Parallèlement, la Banque du Liban a réitéré sa volonté de lancer la fameuse plateforme électronique Sayrafa dont la deuxième version devait initialement être révélée le 16 avril dernier. Selon le communiqué, cette plateforme devrait être transparente en terme de demande et d’offre, excluant tout agent de change illégal. Il s’agira de contrôler les mouvements spéculatifs contre la livre libanaise. On ignore pour l’heure quel sera le taux de change utilisé lors de l’ouverture de cette plateforme.

La Banque Centrale souhaiterait aussi continuer à subventionner l’achat des produits de première nécessité conformément à la demande du gouvernement Hassan Diab. Cependant, elle indique avoir fait parvenir aux ministères concernés une demande à rationaliser le programme de soutien aux subventions.

Des banques locales pourtant considérées insolvables à l’étranger

Le rapport publié par la Foundation for Defense of Democracies et intitulé Crisis in Lebanon, Anatomy of a financial Collapse estime toutes les banques libanaises libanaises étudiées comme étant insolvables. Elles sont également menacées par des procédures judiciaires, accusées de blanchiment d’argent et en raison du lien de certains établissements avec le Hezbollah aux USA.

• Bank Audi S.A.L.
• Bank of Beirut S.A.L.
• Bank of Beirut and the Arab Countries S.A.L.
• Bankmed S.A.L.
• Banque Libano-Française S.A.L.
• BLOM Bank S.A.L.
• Byblos Bank S.A.L.
• Crédit Libanais S.A.L.
• Fenicia Bank S.A.L.
• Fransabank S.A.L.
• IBL Bank S.A.L.
• Lebanon and Gulf Bank S.A.L.
• MEAB Bank S.A.L.
• Société Générale de Banque au Liban S.A.L.

Parmi les banques citées:

Au total, les 14 banques prises en compte nécessiteraient un apport de 67 milliards de dollars, ce qui est bien éloigné des sommes maximales que le Liban pourrait obtenir dans le cadre d’une aide internationale, soit 26 milliards de dollars (15 milliards de dollars de prêts via le FMI et 11 milliards de dollars via CEDRE à condition de mettre en place les réformes économiques, monétaires et financières nécessaires pour les débloquer).

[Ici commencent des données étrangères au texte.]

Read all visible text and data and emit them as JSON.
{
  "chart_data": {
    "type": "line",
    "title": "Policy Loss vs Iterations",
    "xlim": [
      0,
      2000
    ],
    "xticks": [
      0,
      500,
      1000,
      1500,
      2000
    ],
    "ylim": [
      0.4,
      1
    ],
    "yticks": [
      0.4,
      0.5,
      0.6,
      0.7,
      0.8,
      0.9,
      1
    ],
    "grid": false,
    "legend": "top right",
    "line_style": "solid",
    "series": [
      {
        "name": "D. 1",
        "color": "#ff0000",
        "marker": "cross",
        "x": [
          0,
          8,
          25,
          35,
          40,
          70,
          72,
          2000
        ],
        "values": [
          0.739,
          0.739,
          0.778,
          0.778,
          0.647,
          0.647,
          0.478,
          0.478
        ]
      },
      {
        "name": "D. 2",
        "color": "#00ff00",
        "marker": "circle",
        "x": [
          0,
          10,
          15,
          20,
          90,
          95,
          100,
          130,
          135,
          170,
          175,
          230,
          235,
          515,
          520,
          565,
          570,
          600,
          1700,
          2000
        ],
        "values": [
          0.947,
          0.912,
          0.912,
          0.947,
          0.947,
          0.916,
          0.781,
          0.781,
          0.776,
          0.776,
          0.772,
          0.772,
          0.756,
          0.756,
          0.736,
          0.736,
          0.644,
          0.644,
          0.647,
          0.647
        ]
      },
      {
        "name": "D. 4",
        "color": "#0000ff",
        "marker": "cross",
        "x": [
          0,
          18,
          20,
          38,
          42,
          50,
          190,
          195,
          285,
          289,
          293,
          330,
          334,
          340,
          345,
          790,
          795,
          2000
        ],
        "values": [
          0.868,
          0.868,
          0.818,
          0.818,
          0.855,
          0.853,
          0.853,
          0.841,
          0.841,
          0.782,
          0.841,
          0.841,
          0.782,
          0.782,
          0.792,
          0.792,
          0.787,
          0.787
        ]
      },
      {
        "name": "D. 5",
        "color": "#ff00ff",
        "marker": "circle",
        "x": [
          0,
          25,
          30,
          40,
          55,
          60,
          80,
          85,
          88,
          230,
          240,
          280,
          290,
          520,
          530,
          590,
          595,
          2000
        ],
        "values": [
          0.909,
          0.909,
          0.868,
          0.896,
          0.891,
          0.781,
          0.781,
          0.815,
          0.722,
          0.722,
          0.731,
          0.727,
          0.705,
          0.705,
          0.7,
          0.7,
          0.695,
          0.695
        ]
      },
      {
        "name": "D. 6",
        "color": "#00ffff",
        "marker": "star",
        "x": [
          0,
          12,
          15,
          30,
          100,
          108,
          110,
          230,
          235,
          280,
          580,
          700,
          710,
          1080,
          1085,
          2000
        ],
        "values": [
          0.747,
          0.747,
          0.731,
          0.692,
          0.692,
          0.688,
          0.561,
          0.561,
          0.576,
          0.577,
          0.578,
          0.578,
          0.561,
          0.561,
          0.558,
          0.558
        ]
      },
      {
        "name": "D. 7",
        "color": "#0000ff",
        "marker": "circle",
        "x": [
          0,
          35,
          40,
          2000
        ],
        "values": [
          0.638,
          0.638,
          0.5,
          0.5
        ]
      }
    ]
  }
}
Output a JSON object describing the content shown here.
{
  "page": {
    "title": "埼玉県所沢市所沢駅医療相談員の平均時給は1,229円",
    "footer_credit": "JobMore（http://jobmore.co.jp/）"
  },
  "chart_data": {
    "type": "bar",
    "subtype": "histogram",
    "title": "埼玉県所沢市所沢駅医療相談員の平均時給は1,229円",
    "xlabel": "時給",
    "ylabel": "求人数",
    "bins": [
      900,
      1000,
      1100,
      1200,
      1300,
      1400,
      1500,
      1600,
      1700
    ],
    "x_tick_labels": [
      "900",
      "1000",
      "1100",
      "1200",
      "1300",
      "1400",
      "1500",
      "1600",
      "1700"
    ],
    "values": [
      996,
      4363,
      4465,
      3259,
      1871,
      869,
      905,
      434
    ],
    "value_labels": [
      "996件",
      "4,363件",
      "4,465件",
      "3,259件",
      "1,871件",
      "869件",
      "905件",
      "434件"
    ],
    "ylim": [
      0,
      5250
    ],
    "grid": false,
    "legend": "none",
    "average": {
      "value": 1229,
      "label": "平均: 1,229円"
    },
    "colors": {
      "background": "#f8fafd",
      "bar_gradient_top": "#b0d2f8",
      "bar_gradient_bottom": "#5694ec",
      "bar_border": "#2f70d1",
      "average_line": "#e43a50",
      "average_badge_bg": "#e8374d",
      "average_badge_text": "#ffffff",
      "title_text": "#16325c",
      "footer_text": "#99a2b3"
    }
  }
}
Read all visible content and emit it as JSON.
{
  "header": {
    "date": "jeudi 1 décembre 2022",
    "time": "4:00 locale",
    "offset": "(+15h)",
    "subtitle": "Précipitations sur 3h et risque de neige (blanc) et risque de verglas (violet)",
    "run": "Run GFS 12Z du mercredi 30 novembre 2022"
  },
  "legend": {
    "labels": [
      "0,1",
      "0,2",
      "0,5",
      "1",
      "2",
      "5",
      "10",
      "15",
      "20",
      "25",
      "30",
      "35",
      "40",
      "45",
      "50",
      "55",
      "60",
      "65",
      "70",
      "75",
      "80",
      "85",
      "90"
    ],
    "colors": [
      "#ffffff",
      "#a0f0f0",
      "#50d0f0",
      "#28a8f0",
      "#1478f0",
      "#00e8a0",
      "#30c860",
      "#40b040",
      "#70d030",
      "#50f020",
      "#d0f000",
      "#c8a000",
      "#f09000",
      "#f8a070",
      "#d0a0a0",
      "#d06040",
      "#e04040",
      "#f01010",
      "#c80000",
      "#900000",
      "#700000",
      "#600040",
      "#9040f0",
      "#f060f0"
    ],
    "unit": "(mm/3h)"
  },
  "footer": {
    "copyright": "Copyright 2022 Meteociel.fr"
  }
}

Selon les calculs effectués par un expert étranger, tous les établissements nécessiteraient des injections massives de fonds, allant jusqu’à 11.9 milliards de dollars pour la BLOM seulement, suivie de 11 milliards de dollars pour la Banque Audi, des sommes aujourd’hui impossibles à trouver au Liban même. Le risque de faillite ou encore de shudown complet est donc présent pour ces établissements avec d’importantes pertes pour les actionnaires actuels.

Ils ne pourraient survivre qu’à condition de fusionner ou encore de procéder à des haircuts sur les dépôts présents.